School board okays cuts, layoffs
The Alameda Board of Education okayed $7 million worth of cuts for the 2010-2011 school year Tuesday night and pink slips for 130 teachers, administrators and support staff.
“This is just devastating, I know,” Trustee Tracy Jensen told the handful of people in attendance at Tuesday’s meeting.
Jensen said that the district has handed out pink slips in previous years but that it was able to rehire all of its teachers. “This year, I’m fairly certain that won’t be the case,” she said.
Trustee Trish Herrera Spencer voted against the teacher layoffs, saying she thinks the district should consider closing schools instead.
Some of the teachers on the list were cut because the district plans to increase K-3 class sizes to 24.94 students per teacher, and ninth grade class sizes to 35 students per teacher, for the 2010-2011 school year.

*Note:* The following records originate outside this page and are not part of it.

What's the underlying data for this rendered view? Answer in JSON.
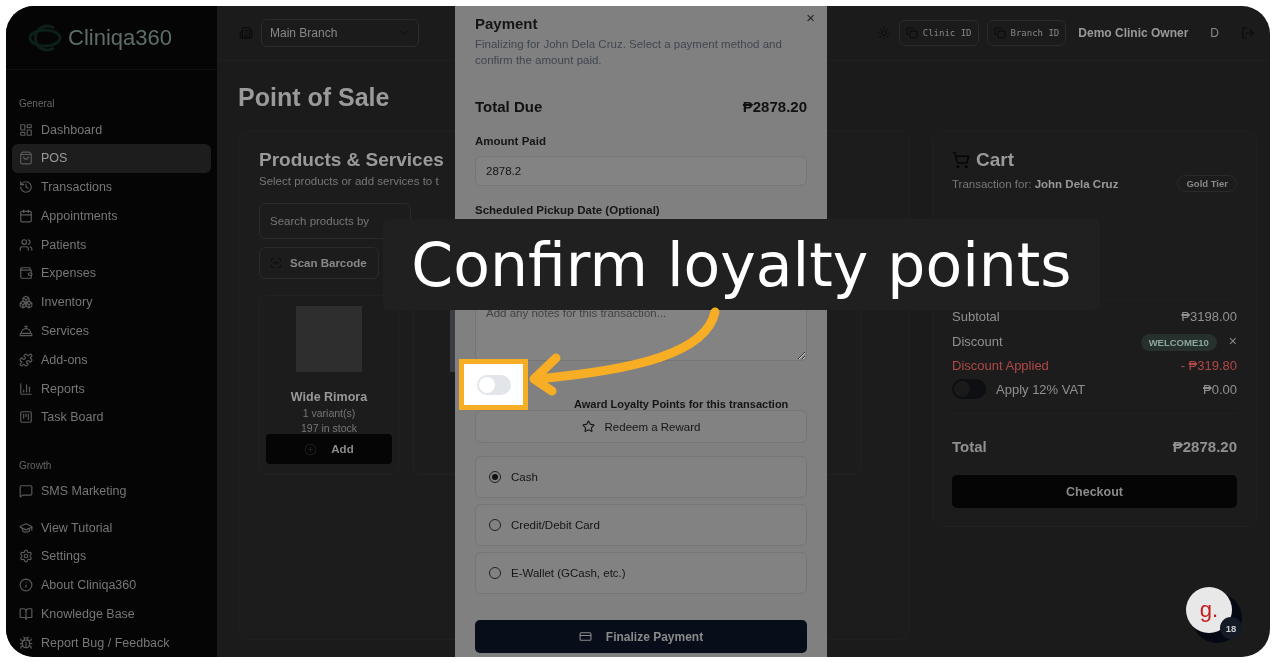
{
  "sidebar": {
    "logo": "Cliniqa360",
    "sections": [
      {
        "title": "General",
        "items": [
          {
            "label": "Dashboard",
            "selected": false
          },
          {
            "label": "POS",
            "selected": true
          },
          {
            "label": "Transactions",
            "selected": false
          },
          {
            "label": "Appointments",
            "selected": false
          },
          {
            "label": "Patients",
            "selected": false
          },
          {
            "label": "Expenses",
            "selected": false
          },
          {
            "label": "Inventory",
            "selected": false
          },
          {
            "label": "Services",
            "selected": false
          },
          {
            "label": "Add-ons",
            "selected": false
          },
          {
            "label": "Reports",
            "selected": false
          },
          {
            "label": "Task Board",
            "selected": false
          }
        ]
      },
      {
        "title": "Growth",
        "items": [
          {
            "label": "SMS Marketing",
            "selected": false
          }
        ]
      }
    ],
    "footer_items": [
      "View Tutorial",
      "Settings",
      "About Cliniqa360",
      "Knowledge Base",
      "Report Bug / Feedback"
    ]
  },
  "header": {
    "branch": "Main Branch",
    "clinic_id": "Clinic ID",
    "branch_id": "Branch ID",
    "user": "Demo Clinic Owner",
    "avatar": "D"
  },
  "page_title": "Point of Sale",
  "products": {
    "title": "Products & Services",
    "subtitle": "Select products or add services to t",
    "search": {
      "placeholder": "Search products by"
    },
    "scan_button": "Scan Barcode",
    "items": [
      {
        "name": "Wide Rimora",
        "variants": "1 variant(s)",
        "stock": "197 in stock",
        "add": "Add"
      }
    ]
  },
  "cart": {
    "title": "Cart",
    "customer": "Transaction for: **John Dela Cruz**",
    "tier": "Gold Tier",
    "subtotal": {
      "label": "Subtotal",
      "value": "₱3198.00"
    },
    "discount": {
      "label": "Discount",
      "code": "WELCOME10",
      "remove": "×"
    },
    "discount_applied": {
      "label": "Discount Applied",
      "value": "- ₱319.80"
    },
    "vat": {
      "label": "Apply 12% VAT",
      "on": false,
      "value": "₱0.00"
    },
    "total": {
      "label": "Total",
      "value": "₱2878.20"
    },
    "checkout": "Checkout"
  },
  "payment_dialog": {
    "title": "Payment",
    "close": "×",
    "description": "Finalizing for John Dela Cruz. Select a payment method and confirm the amount paid.",
    "total_due": {
      "label": "Total Due",
      "value": "₱2878.20"
    },
    "amount_paid": {
      "label": "Amount Paid",
      "value": "2878.2"
    },
    "pickup_date": {
      "label": "Scheduled Pickup Date (Optional)"
    },
    "remarks": {
      "placeholder": "Add any notes for this transaction..."
    },
    "award": {
      "label": "Award Loyalty Points for this transaction",
      "on": false
    },
    "redeem": "Redeem a Reward",
    "methods": [
      {
        "label": "Cash",
        "selected": true
      },
      {
        "label": "Credit/Debit Card",
        "selected": false
      },
      {
        "label": "E-Wallet (GCash, etc.)",
        "selected": false
      }
    ],
    "finalize": "Finalize Payment"
  },
  "tutorial": {
    "caption": "Confirm loyalty points"
  },
  "chat_widget": {
    "logo": "g.",
    "badge": "18"
  }
}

Others were employed at Chipman Middle School, which will house a new charter school in the fall.
Alameda Education Association President Patricia Sanders asked district officials to consider retirement incentives and job shares in order to save teaching jobs.
“There’s some jobs we can save if you’re open to working together,” she said.
Superintendent Kirsten Vital sounded a more optimistic note about the possibility of return for 33 pink-slipped support staffers. She said she anticipates that many of those workers could come back but said she wanted to issue the layoff notices in case the governor and state Legislature decide to make further cuts to the pool of money that pays their salaries.
District officials faced a May 15 deadline for issuing layoff notices to teachers and other staff. Gov. Arnold Schwarzenegger’s “May revise” – his revised budget plan for next year, which will include his funding plans for California’s schools – is expected out on Friday, and Capitol watchers are not optimistic about what it might contain.
The $7 million in cuts includes $2.7 million the district will make even if Alameda voters approve Measure E. Those cuts include $1.25 million less for class size reduction.
Additional cuts that would be made for the 2010-2011 school year if E fails include five fewer school days and elimination of middle school counselors. Board Vice President Mike McMahon said that the district would also need to begin the process of closing schools for the following year.
The school board will consider passing a budget on June 22, the last day Measure E mail ballots can be received by Alameda County. If it passes, they could consider rescinding cuts on June 29. This year’s approved budget was $82.7 million.